Hematopoietic Stem Cell Gene Therapy For Ifn Gamma R1 Deficiency Protects Mice From Mycobacterial Infections

Mendelian susceptibility to mycobacterial disease is a rare primary immunodeficiency characterized by severe infections caused by weakly virulent mycobacteria. Biallelic null mutations in genes encoding interferon gamma receptor 1 or 2 (IFNGR1 or IFNGR2) result in a life-threatening disease phenotype in early childhood. Recombinant interferon gamma (IFN-gamma) therapy is inefficient, and hematopoietic stem cell transplantation has a poor prognosis. Thus, we developed a hematopoietic stem cell (HSC) gene therapy approach using lentiviral vectors that express Ifn gamma r1 either constitutively or myeloid specifically. Transduction of mouse Ifn gamma r1(-/-) HSCs led to stable IFN gamma R1 expression on macrophages, which rescued their cellular responses to IFN-gamma.
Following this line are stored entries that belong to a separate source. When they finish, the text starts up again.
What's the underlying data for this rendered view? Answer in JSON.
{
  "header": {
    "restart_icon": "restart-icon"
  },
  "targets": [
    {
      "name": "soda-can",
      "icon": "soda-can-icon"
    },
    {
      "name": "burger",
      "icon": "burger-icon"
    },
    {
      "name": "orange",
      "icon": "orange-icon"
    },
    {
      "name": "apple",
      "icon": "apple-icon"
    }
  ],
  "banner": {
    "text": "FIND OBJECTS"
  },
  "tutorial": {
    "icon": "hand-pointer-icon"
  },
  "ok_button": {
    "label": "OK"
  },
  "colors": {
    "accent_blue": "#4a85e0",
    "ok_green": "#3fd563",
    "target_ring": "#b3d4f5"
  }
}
As a consequence, genetically corrected HSC-derived macrophages were able to suppress T-cell activation and showed restored antimycobacterial activity against Mycobacterium avium and Mycobacterium bovis Bacille Calmette-Guerin (BCG) in vitro. Transplantation of genetically corrected HSCs into Ifn gamma r1(-/-) mice before BCG infection prevented manifestations of severe BCG disease and maintained lung and spleen organ integrity, which was accompanied by a reduced mycobacterial burden in lung and spleen and a prolonged overall survival in animals that received a transplant. In summary, we demonstrate an HSC-based gene therapy approach for IFN gamma R1 deficiency, which protects mice from severe mycobacterial infections, thereby laying the foundation for a new therapeutic intervention in corresponding human patients.